ライオンのCGM型Webキャンペーン「うるばな」

ライオンが展開するWebプロモーション「うるばな」

ライオンが展開するWebプロモーション「うるばな」

 ライオンが2009年2月6日より、ユーザー投稿型のWebキャンペーン「うるばな」を開始しました。2008年1月に発売し、入浴中からスキンケアを行いましょうというコンセプトを持つ「BATHTOLOGY(バストトロジー)」のブランド認知拡大を目的としているそうです。

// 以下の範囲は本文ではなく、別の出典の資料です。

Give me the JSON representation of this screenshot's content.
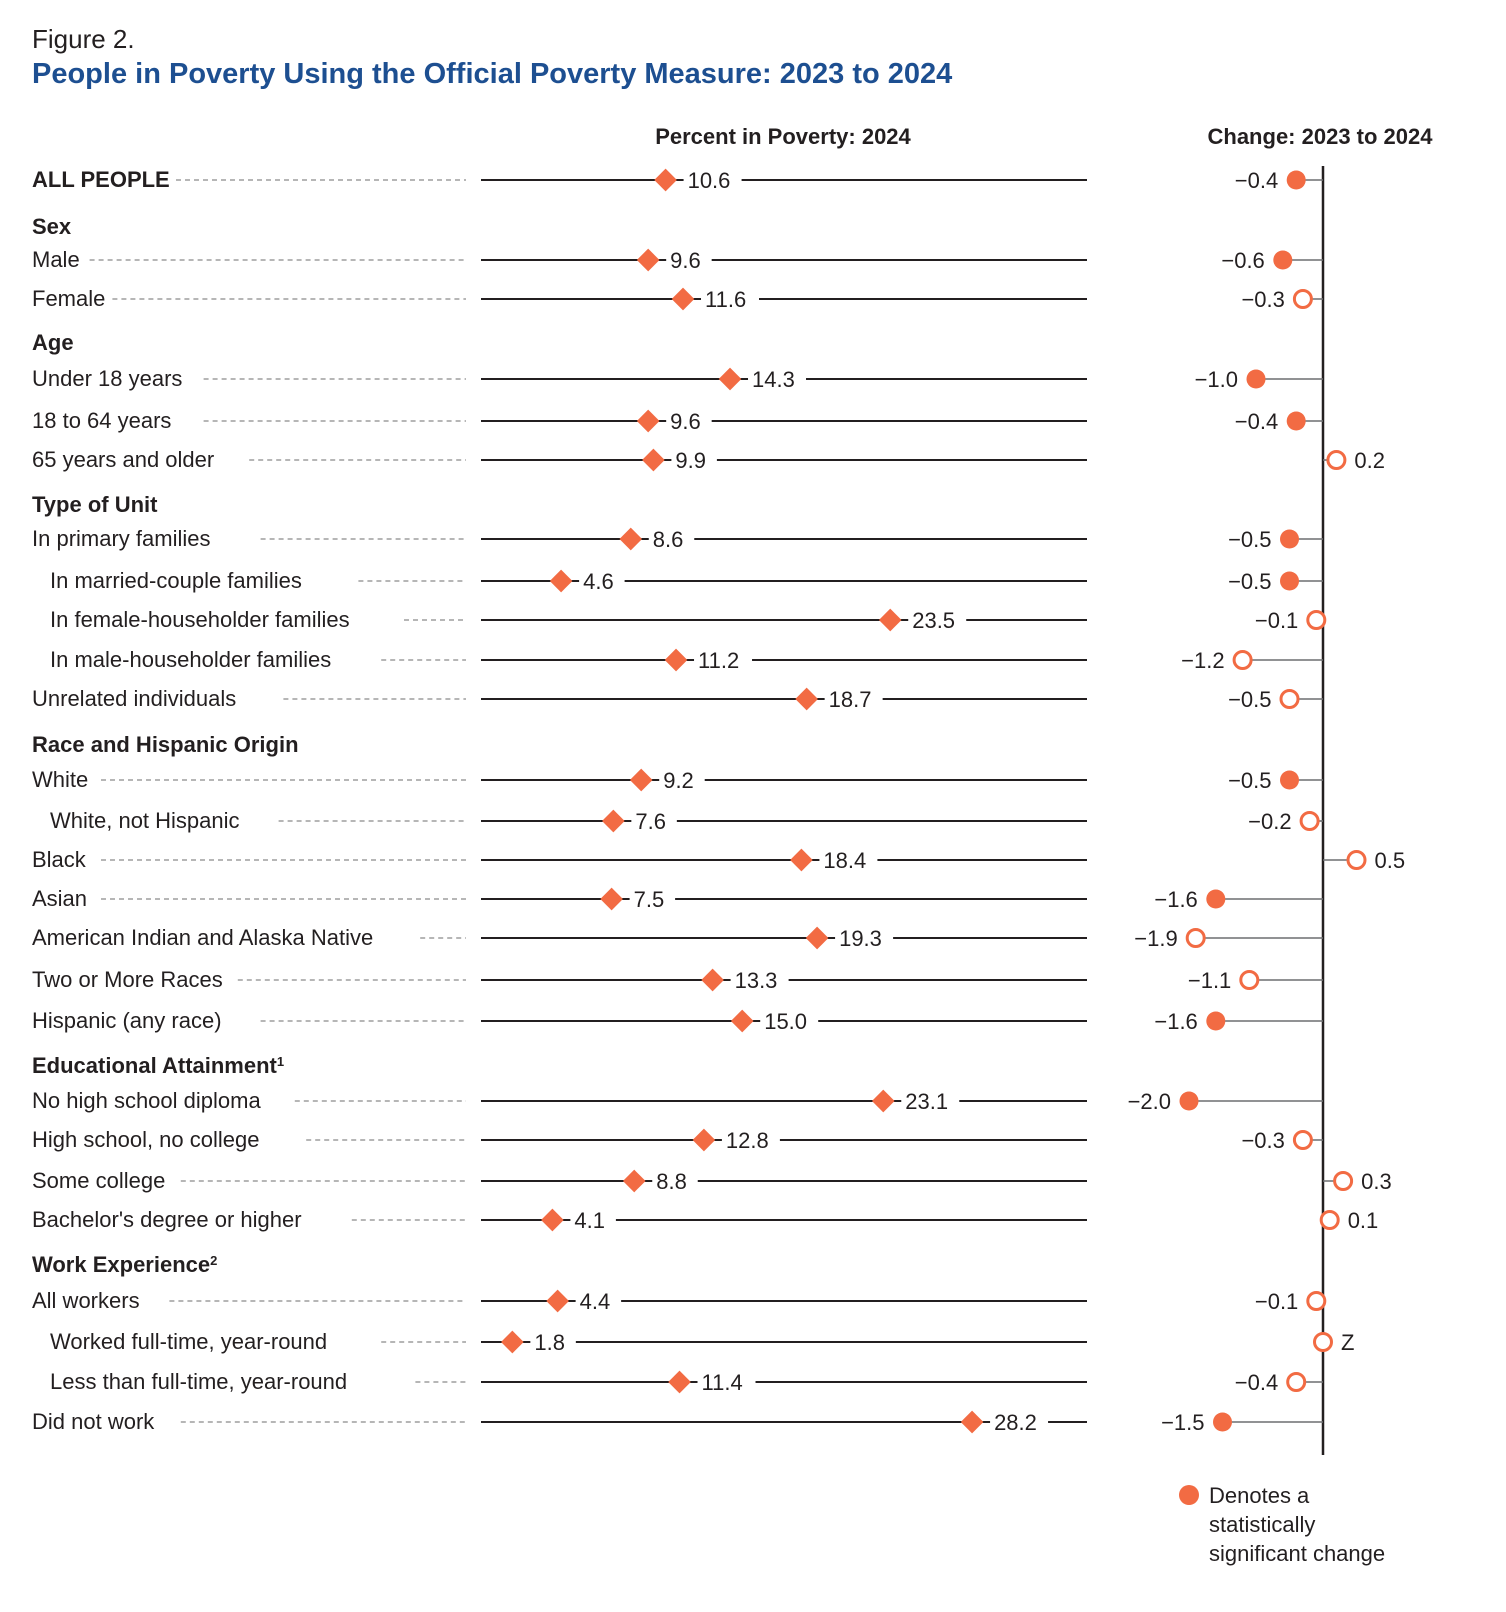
{
  "figure_label": "Figure 2.",
  "title": "People in Poverty Using the Official Poverty Measure: 2023 to 2024",
  "colors": {
    "marker": "#f26b43",
    "title": "#1d4f91",
    "text": "#231f20"
  },
  "chart_data": {
    "type": "dot-plot",
    "left_panel": {
      "title": "Percent in Poverty: 2024",
      "xlim": [
        0,
        34.8
      ]
    },
    "right_panel": {
      "title": "Change: 2023 to 2024",
      "zero_axis": 0
    },
    "legend": {
      "filled_marker": "Denotes a statistically significant change",
      "lines": [
        "Denotes a",
        "statistically",
        "significant change"
      ]
    },
    "rows": [
      {
        "label": "ALL PEOPLE",
        "kind": "total",
        "value": 10.6,
        "value_label": "10.6",
        "change": -0.4,
        "change_label": "−0.4",
        "significant": true
      },
      {
        "label": "Sex",
        "kind": "section"
      },
      {
        "label": "Male",
        "value": 9.6,
        "value_label": "9.6",
        "change": -0.6,
        "change_label": "−0.6",
        "significant": true
      },
      {
        "label": "Female",
        "value": 11.6,
        "value_label": "11.6",
        "change": -0.3,
        "change_label": "−0.3",
        "significant": false
      },
      {
        "label": "Age",
        "kind": "section"
      },
      {
        "label": "Under 18 years",
        "value": 14.3,
        "value_label": "14.3",
        "change": -1.0,
        "change_label": "−1.0",
        "significant": true
      },
      {
        "label": "18 to 64 years",
        "value": 9.6,
        "value_label": "9.6",
        "change": -0.4,
        "change_label": "−0.4",
        "significant": true
      },
      {
        "label": "65 years and older",
        "value": 9.9,
        "value_label": "9.9",
        "change": 0.2,
        "change_label": "0.2",
        "significant": false
      },
      {
        "label": "Type of Unit",
        "kind": "section"
      },
      {
        "label": "In primary families",
        "value": 8.6,
        "value_label": "8.6",
        "change": -0.5,
        "change_label": "−0.5",
        "significant": true
      },
      {
        "label": "In married-couple families",
        "indent": true,
        "value": 4.6,
        "value_label": "4.6",
        "change": -0.5,
        "change_label": "−0.5",
        "significant": true
      },
      {
        "label": "In female-householder families",
        "indent": true,
        "value": 23.5,
        "value_label": "23.5",
        "change": -0.1,
        "change_label": "−0.1",
        "significant": false
      },
      {
        "label": "In male-householder families",
        "indent": true,
        "value": 11.2,
        "value_label": "11.2",
        "change": -1.2,
        "change_label": "−1.2",
        "significant": false
      },
      {
        "label": "Unrelated individuals",
        "value": 18.7,
        "value_label": "18.7",
        "change": -0.5,
        "change_label": "−0.5",
        "significant": false
      },
      {
        "label": "Race and Hispanic Origin",
        "kind": "section"
      },
      {
        "label": "White",
        "value": 9.2,
        "value_label": "9.2",
        "change": -0.5,
        "change_label": "−0.5",
        "significant": true
      },
      {
        "label": "White, not Hispanic",
        "indent": true,
        "value": 7.6,
        "value_label": "7.6",
        "change": -0.2,
        "change_label": "−0.2",
        "significant": false
      },
      {
        "label": "Black",
        "value": 18.4,
        "value_label": "18.4",
        "change": 0.5,
        "change_label": "0.5",
        "significant": false
      },
      {
        "label": "Asian",
        "value": 7.5,
        "value_label": "7.5",
        "change": -1.6,
        "change_label": "−1.6",
        "significant": true
      },
      {
        "label": "American Indian and Alaska Native",
        "value": 19.3,
        "value_label": "19.3",
        "change": -1.9,
        "change_label": "−1.9",
        "significant": false
      },
      {
        "label": "Two or More Races",
        "value": 13.3,
        "value_label": "13.3",
        "change": -1.1,
        "change_label": "−1.1",
        "significant": false
      },
      {
        "label": "Hispanic (any race)",
        "value": 15.0,
        "value_label": "15.0",
        "change": -1.6,
        "change_label": "−1.6",
        "significant": true
      },
      {
        "label": "Educational Attainment",
        "footnote": "1",
        "kind": "section"
      },
      {
        "label": "No high school diploma",
        "value": 23.1,
        "value_label": "23.1",
        "change": -2.0,
        "change_label": "−2.0",
        "significant": true
      },
      {
        "label": "High school, no college",
        "value": 12.8,
        "value_label": "12.8",
        "change": -0.3,
        "change_label": "−0.3",
        "significant": false
      },
      {
        "label": "Some college",
        "value": 8.8,
        "value_label": "8.8",
        "change": 0.3,
        "change_label": "0.3",
        "significant": false
      },
      {
        "label": "Bachelor's degree or higher",
        "value": 4.1,
        "value_label": "4.1",
        "change": 0.1,
        "change_label": "0.1",
        "significant": false
      },
      {
        "label": "Work Experience",
        "footnote": "2",
        "kind": "section"
      },
      {
        "label": "All workers",
        "value": 4.4,
        "value_label": "4.4",
        "change": -0.1,
        "change_label": "−0.1",
        "significant": false
      },
      {
        "label": "Worked full-time, year-round",
        "indent": true,
        "value": 1.8,
        "value_label": "1.8",
        "change": 0,
        "change_label": "Z",
        "significant": false
      },
      {
        "label": "Less than full-time, year-round",
        "indent": true,
        "value": 11.4,
        "value_label": "11.4",
        "change": -0.4,
        "change_label": "−0.4",
        "significant": false
      },
      {
        "label": "Did not work",
        "value": 28.2,
        "value_label": "28.2",
        "change": -1.5,
        "change_label": "−1.5",
        "significant": true
      }
    ]
  }
}
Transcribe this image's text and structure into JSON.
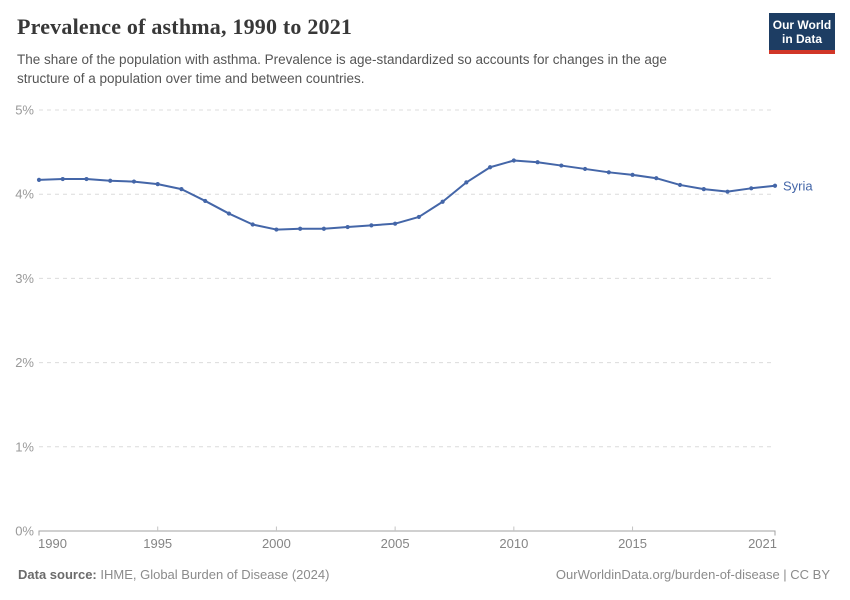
{
  "header": {
    "title": "Prevalence of asthma, 1990 to 2021",
    "subtitle": "The share of the population with asthma. Prevalence is age-standardized so accounts for changes in the age\nstructure of a population over time and between countries.",
    "logo_text": "Our World\nin Data"
  },
  "chart_data": {
    "type": "line",
    "title": "Prevalence of asthma, 1990 to 2021",
    "unit": "%",
    "x": [
      1990,
      1991,
      1992,
      1993,
      1994,
      1995,
      1996,
      1997,
      1998,
      1999,
      2000,
      2001,
      2002,
      2003,
      2004,
      2005,
      2006,
      2007,
      2008,
      2009,
      2010,
      2011,
      2012,
      2013,
      2014,
      2015,
      2016,
      2017,
      2018,
      2019,
      2020,
      2021
    ],
    "series": [
      {
        "name": "Syria",
        "color": "#4466a8",
        "values": [
          4.17,
          4.18,
          4.18,
          4.16,
          4.15,
          4.12,
          4.06,
          3.92,
          3.77,
          3.64,
          3.58,
          3.59,
          3.59,
          3.61,
          3.63,
          3.65,
          3.73,
          3.91,
          4.14,
          4.32,
          4.4,
          4.38,
          4.34,
          4.3,
          4.26,
          4.23,
          4.19,
          4.11,
          4.06,
          4.03,
          4.07,
          4.1
        ]
      }
    ],
    "ylim": [
      0,
      5
    ],
    "yticks": [
      "0%",
      "1%",
      "2%",
      "3%",
      "4%",
      "5%"
    ],
    "xticks": [
      1990,
      1995,
      2000,
      2005,
      2010,
      2015,
      2021
    ],
    "grid": "horizontal-dashed",
    "legend_position": "end-of-line"
  },
  "footer": {
    "datasource_label": "Data source:",
    "datasource_value": " IHME, Global Burden of Disease (2024)",
    "link": "OurWorldinData.org/burden-of-disease | CC BY"
  },
  "colors": {
    "line": "#4466a8",
    "logo_bg": "#1d3d63",
    "logo_accent": "#d13628",
    "grid": "#dcdcdc",
    "axis": "#a0a0a0"
  }
}
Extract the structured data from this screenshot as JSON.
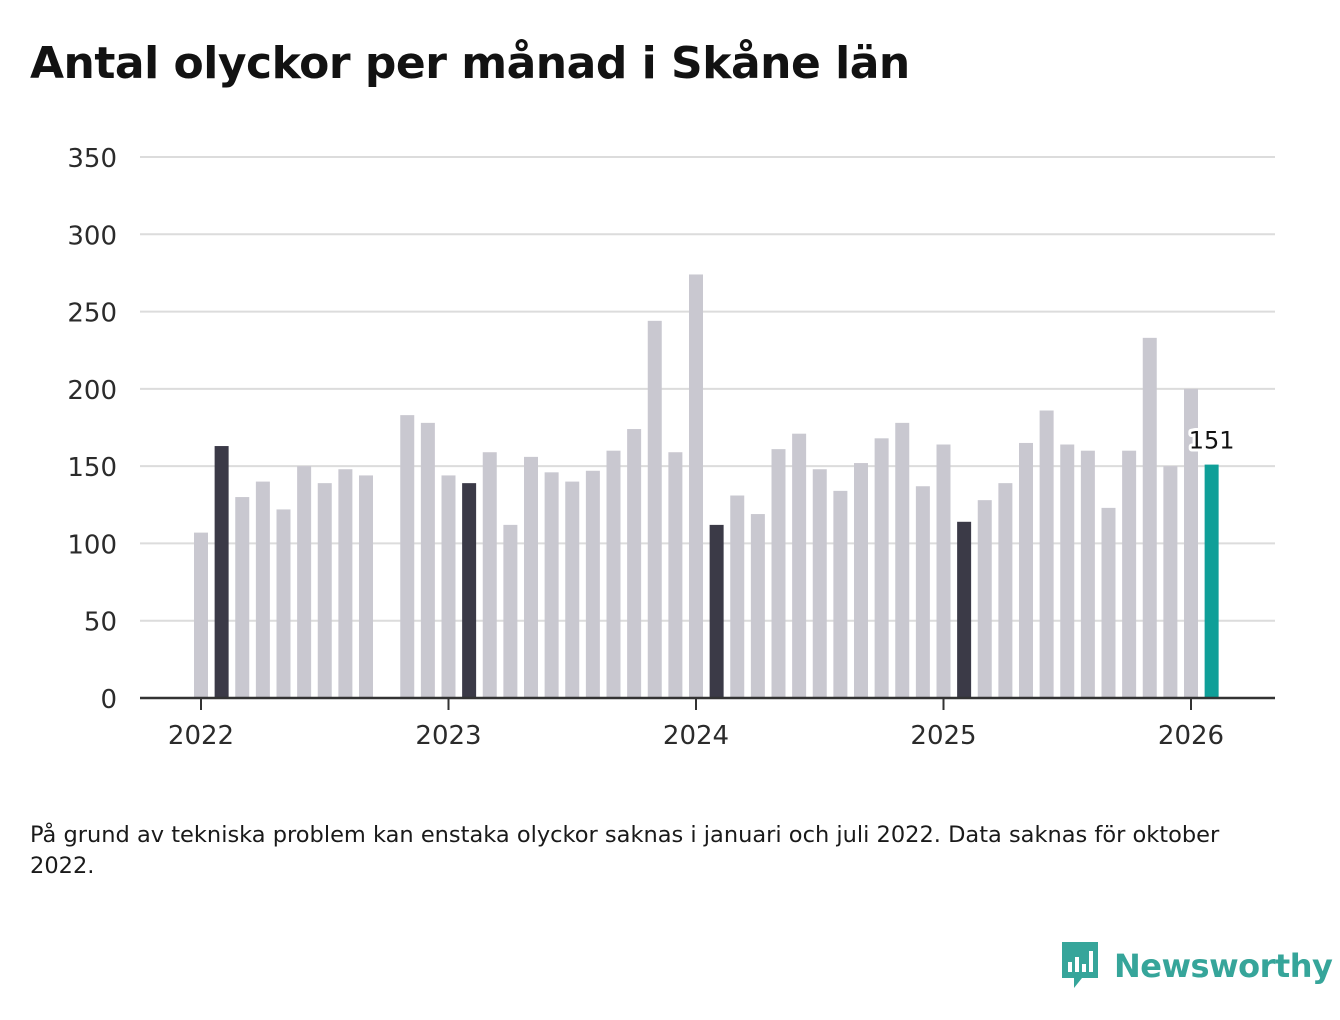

 訪問したユーザーは登録など不要で、心温まる体験を投稿できます。またほかの投稿を見て、心が温まった場合は「ほっこりする」ボタンをクリック。ほっこり度合いが高くなるにつれて、投稿記事を示す泡が大きくなる仕掛けです(下図)。投稿に対してコメントしたり、自分の日記に投稿内容を貼り付けたりできます。

「うるばな」で投稿されたコメントを引用

「うるばな」で投稿されたコメントを引用

 開始時の投稿を見たところ、事前の仕込みを多分に感じさせる投稿も多く見受けられました。また、期間が3月31日までと区切られているのもキャンペーンの域を超えていない気がします。商品のブランド認知をインターネット上で行うなら、商品ブランドがなくなる日まで腰を据えて展開する姿勢であってほしいと思います。もう一点、投稿した内容をどこにでも貼り付けられるようにするためには著作権がどこに属するのかを明確にしておく必要がある気がします。念のため投稿時に権利を放棄させたほうがいいのではないでしょうか。

 ただ、取り組みとしては面白い事例の部類に入ると思います。特にライオンのような大企業がこうしたWebプロモーションを手がけるのは、確実に市場拡大に寄与します。

 実は今回の取り組みとまったく逆のサイトが既にあります。その名も「リグレト」。ユーザーがへこんだ事を書き込み、みんなで慰めるというサイトです。企業としては勇気のいることかもしれませんが、こうしたサイトともタイアップして、へこむ→みんなが慰める→元気になる→その体験をうるばなに書き込む、といった流れを作り出してみるのも面白いと思うのですが。